My breathing was shallow and my face felt flushed. I quickly pushed my chair back, separating myself from the computer. The message remained on the screen and I stared at it from a distance.
The one who sat where you do today…
Did the message mean Tommy? I quickly lit a cigarette and paced in front of the windows. Who had sent that email? The sender’s email address was gobbledy-gook: [email protected] and the message had been sent in the middle of the night.
The email was threatening and admittedly scared the crap out of me. I closed the offending message and scrolled carefully through the rest of my emails to see if there were any similar messages. Seeing none, I clicked on the large X in the top, right-hand corner of my screen, shutting down Outlook. Out of sight, out of mind, I thought.
The stalker smiled and admired the reflection in the computer screen. The calm visage reflecting back made the stalker feel powerful. The calm was not faked but as a result of biofeedback, which was a learned technique, easy for someone of the stalker’s power to master. The stalker was finally in control of breathing and blood pressure. The bitch had just read the email. Untraceable email. Time to turn up the heat.
The scream caught in my throat and I couldn’t get it out because I swear to God that was where my heart was. With my heart pounding at about three hundred beats a minute, I closed my eyes and took a couple of quick breaths.
“Jesus,” I breathed out slowly. “You scared me.”
Kelly was less than eighteen inches in front of me and he stood stock still in the exact position he was in when I had opened my office door. As soon as I closed down my computer I had phoned the driver and gathered up my things. I was spooked by the email and wanted to get out of the office.
“I was just about to knock,” he explained. “Didn’t mean to scare you.”
“It’s okay,” I said. “I was just leaving.”
“You look upset,” he said. “What happened?”

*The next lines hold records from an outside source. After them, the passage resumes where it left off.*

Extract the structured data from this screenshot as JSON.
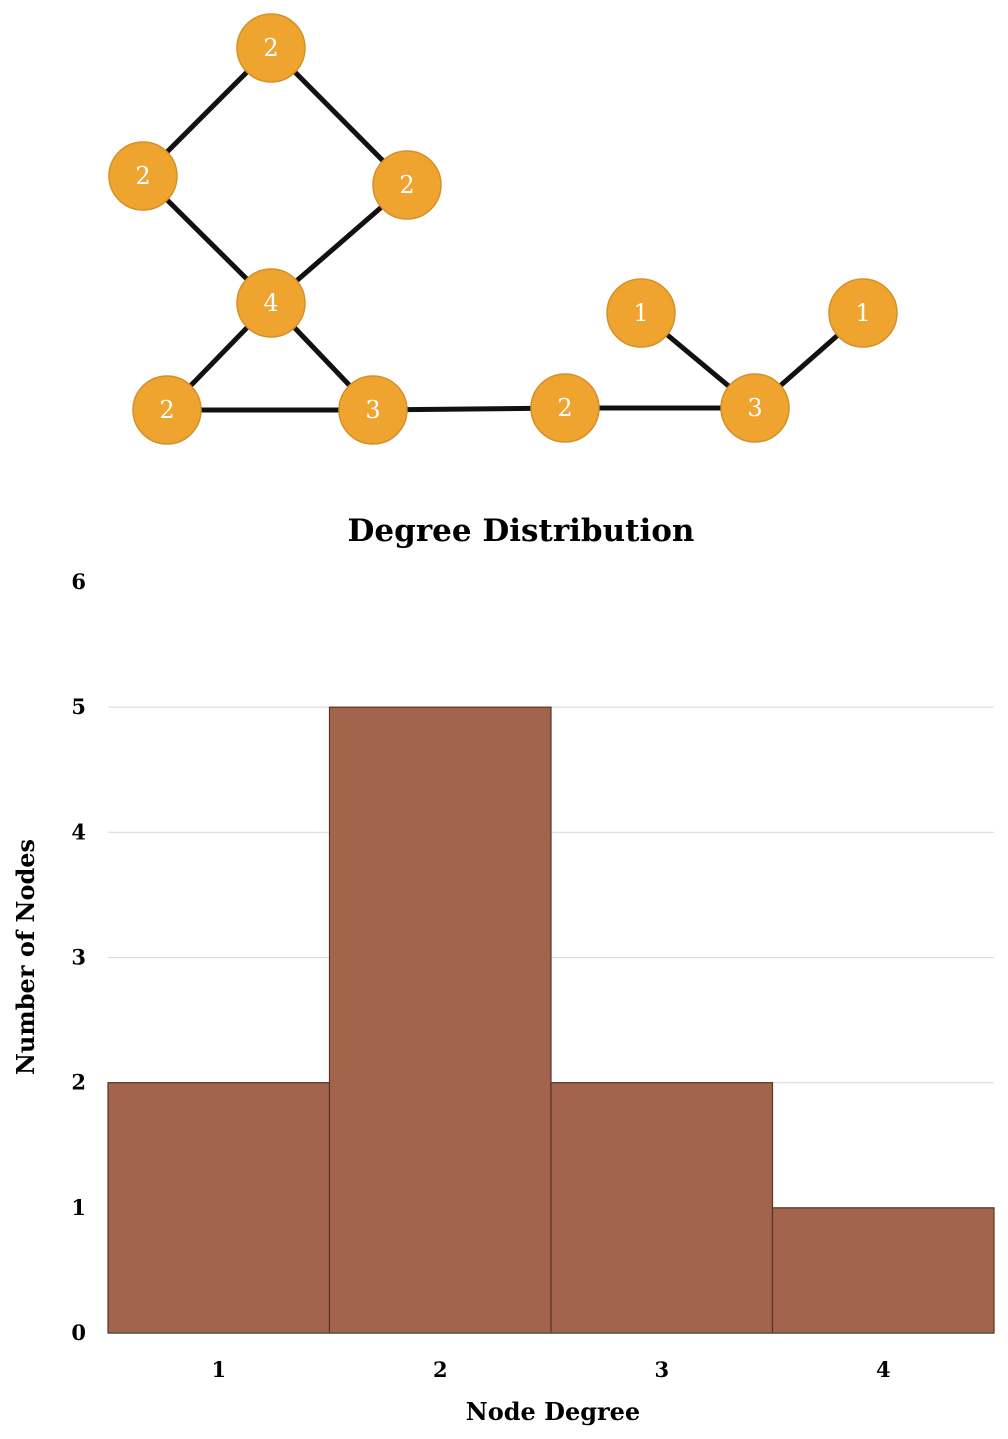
{
  "graph": {
    "node_color": "#F0A430",
    "node_stroke": "#D4902A",
    "edge_color": "#111111",
    "nodes": [
      {
        "id": "a",
        "degree": "2"
      },
      {
        "id": "b",
        "degree": "2"
      },
      {
        "id": "c",
        "degree": "2"
      },
      {
        "id": "d",
        "degree": "4"
      },
      {
        "id": "e",
        "degree": "2"
      },
      {
        "id": "f",
        "degree": "3"
      },
      {
        "id": "g",
        "degree": "2"
      },
      {
        "id": "h",
        "degree": "1"
      },
      {
        "id": "i",
        "degree": "1"
      },
      {
        "id": "j",
        "degree": "3"
      }
    ],
    "edges": [
      [
        "a",
        "b"
      ],
      [
        "a",
        "c"
      ],
      [
        "b",
        "d"
      ],
      [
        "c",
        "d"
      ],
      [
        "d",
        "e"
      ],
      [
        "d",
        "f"
      ],
      [
        "e",
        "f"
      ],
      [
        "f",
        "g"
      ],
      [
        "g",
        "j"
      ],
      [
        "h",
        "j"
      ],
      [
        "i",
        "j"
      ]
    ]
  },
  "chart_data": {
    "type": "bar",
    "title": "Degree Distribution",
    "xlabel": "Node Degree",
    "ylabel": "Number of Nodes",
    "categories": [
      "1",
      "2",
      "3",
      "4"
    ],
    "values": [
      2,
      5,
      2,
      1
    ],
    "ylim": [
      0,
      6
    ],
    "yticks": [
      "0",
      "1",
      "2",
      "3",
      "4",
      "5",
      "6"
    ],
    "bar_color": "#A3644D",
    "bar_edge_color": "#5A3326",
    "grid": true,
    "grid_color": "#DDDDDD"
  }
}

“Besides you scaring the bejeezus out of me?” I shot back.
“Yeah, besides that.”
“Just an email I got. It kind of spooked me.”
Kelly pushed past me into my office and headed over towards my computer. “Show me.”
While I booted up the computer, Kelly gave me another gentle lecture about not venturing out on my own. I was spooked enough by the eerie email that I paid attention.
“Until this case is settled, you can’t afford to be alone outside of your apartment.”
“But I can’t ask you to spend your time following me around.”
“I don’t plan on it. That’s why we’ve arranged for a bodyguard. Lou is officially on holidays for a few days. We’ll have a professional driver and guard with you at all times.”
“Isn’t that a bit much?” I ventured. Kelly didn’t respond so I imagine my question was rhetorical in his mind.
The computer screen asked for my log-in and password so I typed them in and waited while the computer continued. At long last the computer stopped its grinding and calmly waited for me to tell it what to do so I clicked on the email icon and my in-box popped right up. I scrolled down until I got to the email, where it sat amongst the hundreds of others.